Reading the Diagnostic Buffer
The diagnostic buffer stores the last 100 events including all faults. Access via:
STEP 7 (Classic):
- Open SIMATIC Manager
- Right-click CPU → Module Information
- Select Diagnostic Buffer tab
- Read fault events in chronological order (most recent at top)
TIA Portal:
- Open project, go online
- CPU → Diagnostics → Diagnostic Buffer
- Double-click any event for detailed description
Common S7 CPU Fault Events
| Event Code | Description | Cause |
|---|---|---|
| 16#A502 | Startup complete | Normal — CPU went from STOP to RUN |
| 16#A503 | STOP mode entered | Manual STOP or fault |
| 16#253A | OB not loaded — CPU stops | Missing OB (e.g., OB82 or OB86 not present) |
| 16#2521 | I/O access error | Module missing or failed at accessed address |
| 16#2522 | I/O write error | Output module fault |
| 16#2526 | Timeout on I/O access | Module not responding |
| 16#A29F | Configuration error | Hardware config doesn’t match physical racks |
| 16#4500 | Rack failure | Module in rack not communicating |
| 16#4B00 | PROFIBUS DP station failure | Remote DP device went offline |
| 16#CAFE | CPU memory card error | Remove and reinstall memory card |
OB (Organization Block) Error Handling
The S7 calls specific OBs when faults occur. If the OB is not loaded in the CPU, the CPU goes to STOP mode instead of handling the fault gracefully.
| OB | Trigger | Common Requirement |
|---|---|---|
| OB80 | Cycle time fault (watchdog) | Needed if cycle time can be exceeded |
| OB81 | Power supply fault | Needed for redundant power supply systems |
| OB82 | Diagnostic interrupt | Needed for intelligent I/O modules with diagnostics |
| OB83 | Insert/remove module | Needed for hot-plug capable systems |
| OB84 | CPU hardware fault | Rare, needed for fault-tolerant systems |
| OB85 | Program sequence fault | Load OB to prevent CPU stop on error |
| OB86 | Loss of rack / DP station | Most commonly missing — add empty OB86 |
| OB122 | I/O access error | Load to prevent stop on missing I/O |
Fastest fix for “OB not loaded” stops: Create an empty OB with the required number and download it to the CPU.
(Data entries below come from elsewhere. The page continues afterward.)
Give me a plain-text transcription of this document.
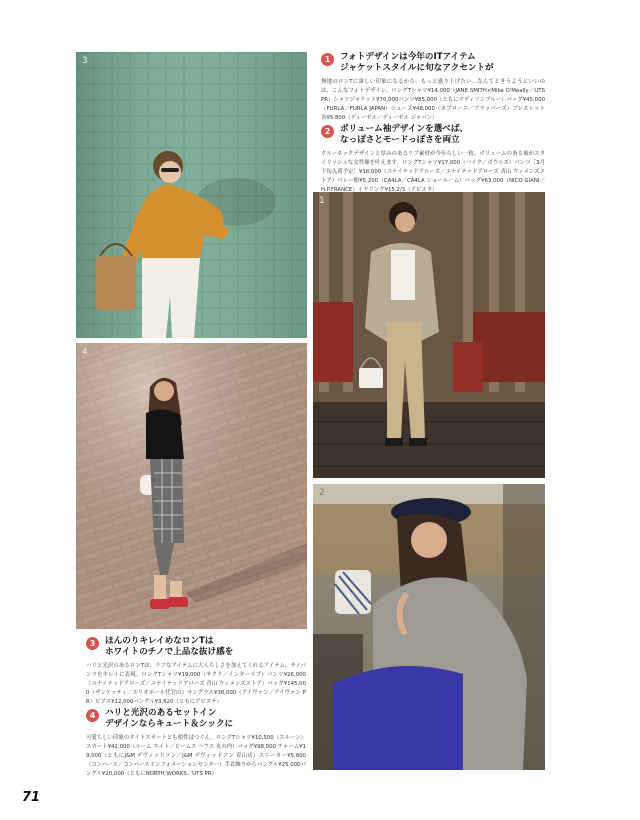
3
1
4
2
1	フォトデザインは今年のITアイテム
ジャケットスタイルに旬なアクセントが
無地のロンTに誰しい印象になるから、もっと盛り上げたい…なんてときうようといいのは、こんなフォトデザイン。ロングTシャツ¥14,000（JANE SMITH×Mike O'Meally／UTS PR）シャツジャケット¥70,000パンツ¥85,000（ともにマディソンブルー）バッグ¥45,000（FURLA／FURLA JAPAN）シューズ¥48,000（ネブローニ／ブラッパーズ）ブレスレット各¥5,800（ディーゼル／ディーゼル ジャパン）
2	ボリューム袖デザインを選べば、
なっぽさとモードっぽさを両立
クルーネックデザインと厚みのあるリブ素材が今年らしい一枚。ボリュームのある袖がスタイリッシュな女性像を叶えます。ロングTシャツ¥17,000（ハイク／ボウルズ）パンツ［3月下旬入荷予定］¥18,000（ユナイテッドアローズ／ユナイテッドアローズ 青山 ウィメンズストア）ベレー帽¥5,200（CA4LA／CA4LA ショールーム）バッグ¥63,000（NICO GIANI／H.P.FRANCE）イヤリング¥15,2/3（アビスタ）
3	ほんのりキレイめなロンTは
ホワイトのチノで上品な抜け感を
ハリと光沢のあるロンTは、ラフなアイテムに大人らしさを加えてくれるアイテム。チノパンツをキレイに表現。ロングTシャツ¥19,000（サクラ／インターリブ）パンツ¥26,000（ユナイテッドアローズ／ユナイテッドアローズ 青山 ウィメンズストア）バッグ¥145,000（ザンケッティ／エリオポール代官山）サングラス¥38,000（アイヴァン／アイヴァン PR）ピアス¥12,000バングル¥3,620（ともにアビステ）
4	ハリと光沢のあるセットイン
デザインならキュート＆シックに
可愛らしい印象のタイトスカートとも相性ばつぐん。ロングTシャツ¥10,500（エルーン）スカート¥42,000（ルーム エイト／ビームス ハウス 丸の内）バッグ¥98,000 チャーム¥19,000（ともにJ&M デヴィッドソン／J&M デヴィッドソン 青山店）スニーカー¥5,800（コンバース／コンバースインフォメーションセンター）手首飾りからバングル¥25,000バングル¥20,000（ともにNORTH WORKS／UTS PR）
71
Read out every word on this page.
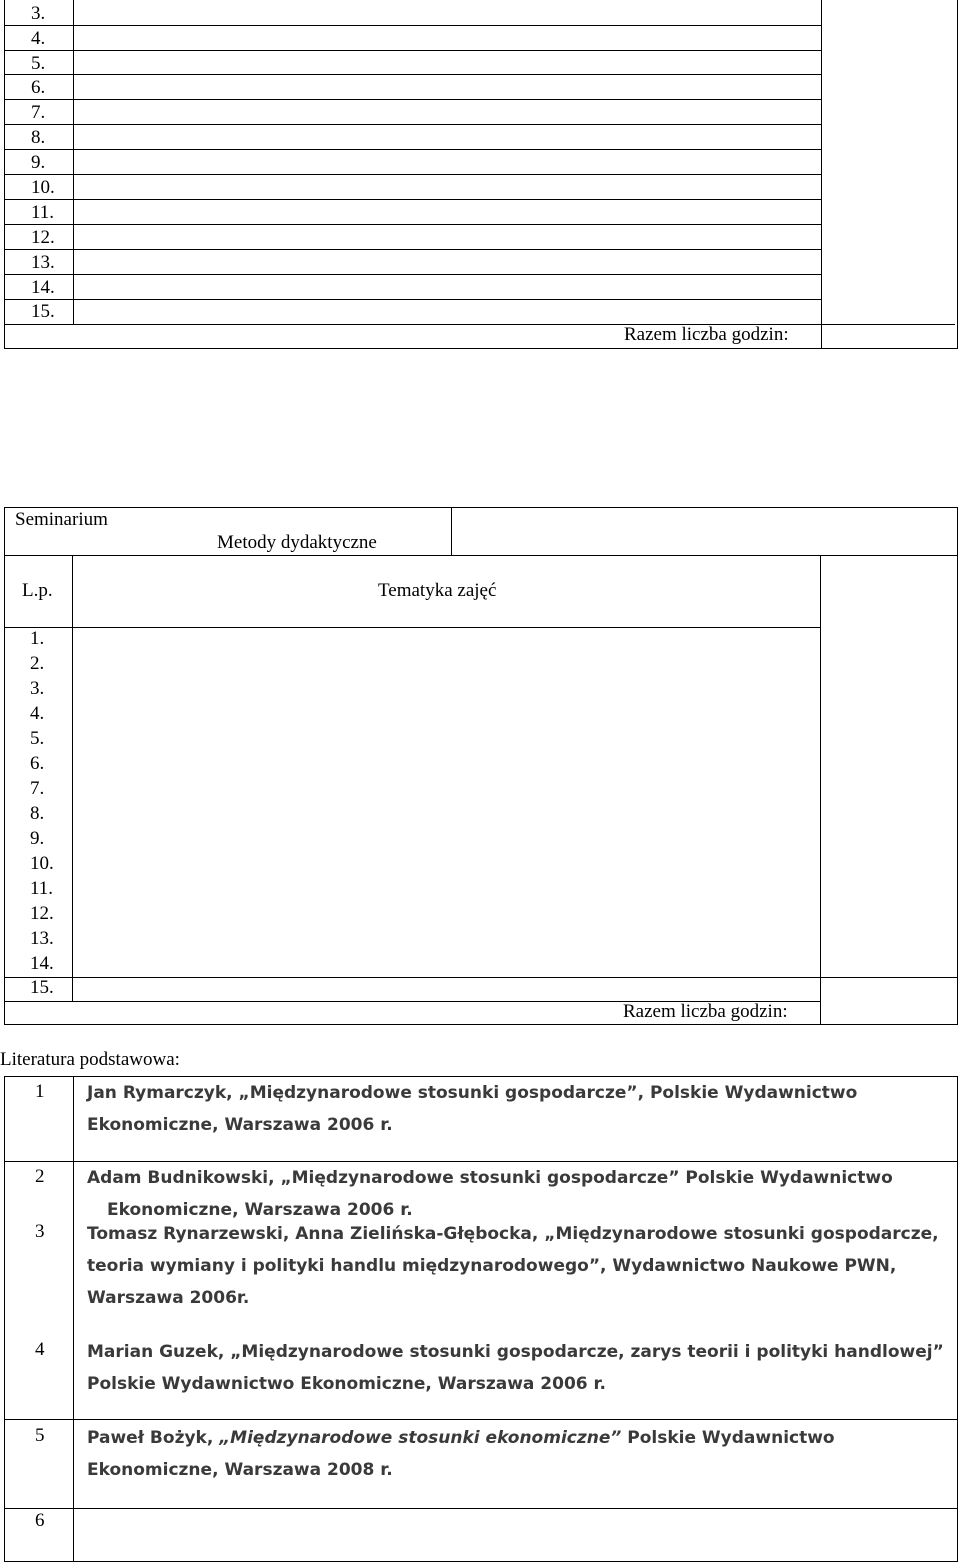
3.
4.
5.
6.
7.
8.
9.
10.
11.
12.
13.
14.
15.
Razem liczba godzin:
Seminarium
Metody dydaktyczne
L.p.	Tematyka zajęć
1.
2.
3.
4.
5.
6.
7.
8.
9.
10.
11.
12.
13.
14.
15.
Razem liczba godzin:
Literatura podstawowa:
1	Jan Rymarczyk, „Międzynarodowe stosunki gospodarcze”, Polskie Wydawnictwo
Ekonomiczne, Warszawa 2006 r.
2	Adam Budnikowski, „Międzynarodowe stosunki gospodarcze” Polskie Wydawnictwo
Ekonomiczne, Warszawa 2006 r.
3	Tomasz Rynarzewski, Anna Zielińska-Głębocka, „Międzynarodowe stosunki gospodarcze,
teoria wymiany i polityki handlu międzynarodowego”, Wydawnictwo Naukowe PWN,
Warszawa 2006r.
4	Marian Guzek, „Międzynarodowe stosunki gospodarcze, zarys teorii i polityki handlowej”
Polskie Wydawnictwo Ekonomiczne, Warszawa 2006 r.
5	Paweł Bożyk, „Międzynarodowe stosunki ekonomiczne” Polskie Wydawnictwo
Ekonomiczne, Warszawa 2008 r.
6
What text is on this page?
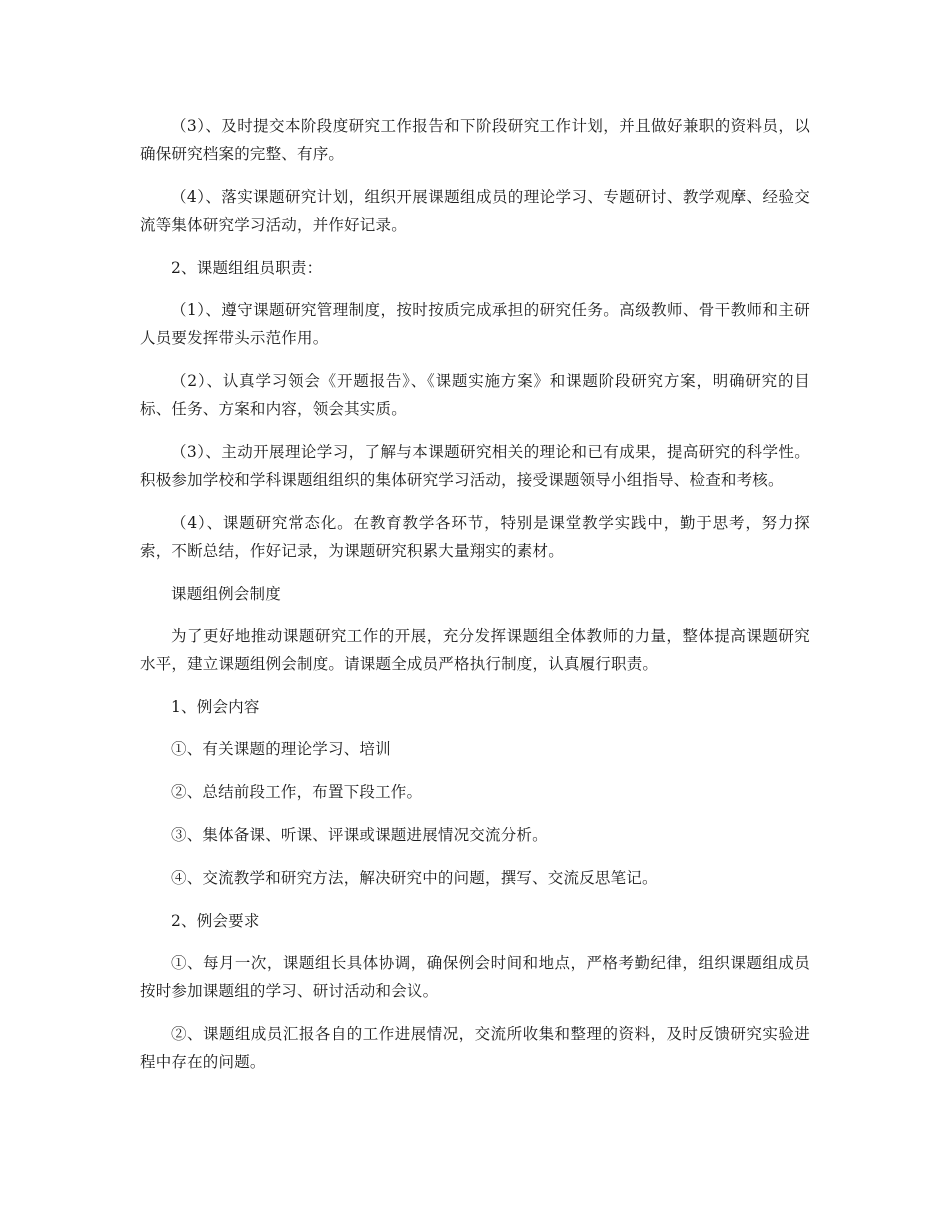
（3）、及时提交本阶段度研究工作报告和下阶段研究工作计划，并且做好兼职的资料员，以确保研究档案的完整、有序。

（4）、落实课题研究计划，组织开展课题组成员的理论学习、专题研讨、教学观摩、经验交流等集体研究学习活动，并作好记录。

2、课题组组员职责：

（1）、遵守课题研究管理制度，按时按质完成承担的研究任务。高级教师、骨干教师和主研人员要发挥带头示范作用。

（2）、认真学习领会《开题报告》、《课题实施方案》和课题阶段研究方案，明确研究的目标、任务、方案和内容，领会其实质。

（3）、主动开展理论学习，了解与本课题研究相关的理论和已有成果，提高研究的科学性。积极参加学校和学科课题组组织的集体研究学习活动，接受课题领导小组指导、检查和考核。

（4）、课题研究常态化。在教育教学各环节，特别是课堂教学实践中，勤于思考，努力探索，不断总结，作好记录，为课题研究积累大量翔实的素材。

课题组例会制度

为了更好地推动课题研究工作的开展，充分发挥课题组全体教师的力量，整体提高课题研究水平，建立课题组例会制度。请课题全成员严格执行制度，认真履行职责。

1、例会内容

①、有关课题的理论学习、培训

②、总结前段工作，布置下段工作。

③、集体备课、听课、评课或课题进展情况交流分析。

④、交流教学和研究方法，解决研究中的问题，撰写、交流反思笔记。

2、例会要求

①、每月一次，课题组长具体协调，确保例会时间和地点，严格考勤纪律，组织课题组成员按时参加课题组的学习、研讨活动和会议。

②、课题组成员汇报各自的工作进展情况，交流所收集和整理的资料，及时反馈研究实验进程中存在的问题。
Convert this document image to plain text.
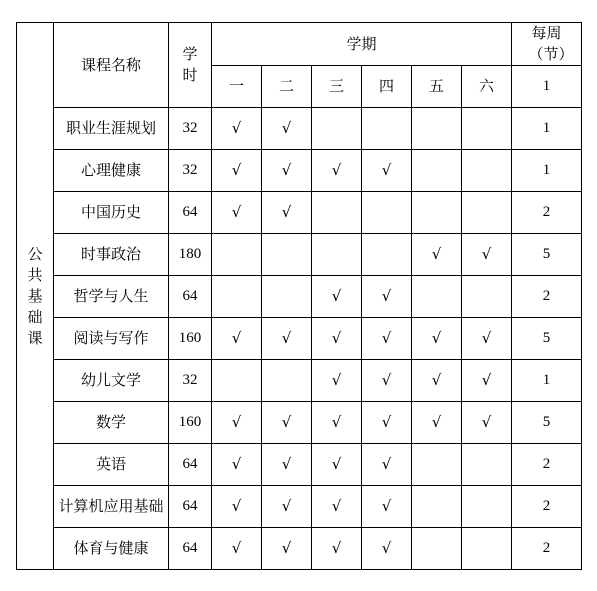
公共基础课	课程名称	学时	学期						每周（节）
			一	二	三	四	五	六	1
	职业生涯规划	32	√	√					1
	心理健康	32	√	√	√	√			1
	中国历史	64	√	√					2
	时事政治	180					√	√	5
	哲学与人生	64			√	√			2
	阅读与写作	160	√	√	√	√	√	√	5
	幼儿文学	32			√	√	√	√	1
	数学	160	√	√	√	√	√	√	5
	英语	64	√	√	√	√			2
	计算机应用基础	64	√	√	√	√			2
	体育与健康	64	√	√	√	√			2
PROFIBUS DP Fault (BF LED)
The BF LED indicates a PROFIBUS bus fault. Common causes:
- DP slave device powered off or disconnected
- Termination resistors missing at both ends of the DP bus
- Cable damaged or shielding broken
- Address conflict between DP slaves
- PROFIBUS speed mismatch (configured vs. actual)
Diagnostic: Read the diagnostic buffer for event 16#4B00 — it includes the DP address of the failed station.
I/O Access Error (16#2521)
The CPU tried to read or write an I/O address that doesn’t exist or belongs to a failed module.
Fix:
- Check the physical hardware at the failing slot number (diagnostic buffer includes slot/address)
- Remove and reseat the module
- Verify the STEP 7 hardware configuration matches physical rack layout
- If module is failed, replace it
Watchdog / Cycle Time Fault (OB80)
Default cycle time on S7-300: 150 ms. S7-400: 6000 ms. If exceeded, OB80 is called. If OB80 is missing, CPU stops.
Fix:
- Load an empty or logging OB80
- Increase maximum cycle time in CPU properties (right-click CPU → Object Properties → Cycle/Clock Memory)
- Optimize scan-heavy loops — avoid large FOR loops in OB1
S7-400H (Redundant) Specific Faults
S7-400H fault events include redundancy state changes:
16#673E— Master/standby switchover16#6733— H system partially degraded
These are not always errors — some are expected during updates or hardware changes. Check if the switchover was planned.